Codice da incorporare

Pubblicato il 26/11/2015

Roma – Torna al suo splendore la Cappella Cornaro con l’Estasi di S. Teresa di Gian Lorenzo Bernini nella chiesa di Santa Maria della Vittoria a Roma. Il celebre gruppo scultoreo, con santa Teresa d’Avila e l’angelo che le trafigge il cuore con un dardo, venne realizzato per il cardinale Cornaro ed è ospitato nel transetto sinistro di una delle più famose chiese barocche romane, costruita per i Carmelitani Scalzi.

L’ultimo restauro risaliva a 19 anni fa.
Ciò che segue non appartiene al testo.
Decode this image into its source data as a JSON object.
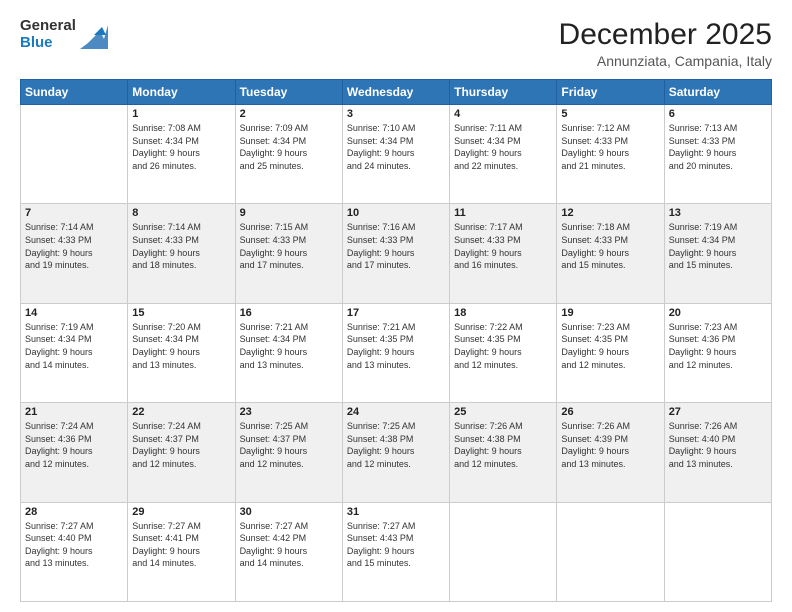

Il nuovo intervento, “Lo splendore di un’Estasi”, promosso dall’ex Soprintendenza Speciale per il Patrimonio Storico, Artistico ed Etnoantropologico e per il Polo Museale della città di Roma e dal direttore del segretariato regionale per il Lazio del Mibact Daniela Porro, è partito come un lavoro di pulitura, ma ha portato a una scoperta.

Lia Di Giacomo, direttrice dei lavori, racconta che si sono accorti di una nuvola nascosta, ricoperta da una successiva ridipintura gialla che la faceva sembrare parte della cornice che incornicia posteriormente il gruppo.

00.49-1.02 e 1.08-1.29

“In realtà questa era davvero una nuvola, voluta dal Bernini, dello stesso materiale delle sue nuvole in stucco”. “Quindi poi liberandola dalla pittura, è venuta fuori una nuvola assolutamente coerente e in armonia con il resto delle nuvole che nascondono il basamento e accompagnano l’ascesa della Santa verso l’alto e verso Dio”.

Un intervento del XVIII o XIX secolo sembra, anche se non c’è ancora una data precisa e non si conosce il motivo che spieghi questa “mistificazione della nuvola”.

2.06-2.27

“Senza dubbio è stato un cambiamento di gusto che però non interpretava il vero intento di Bernini, ma che voleva ridurre il gruppo a una pala marmorea come separata dal contesto”.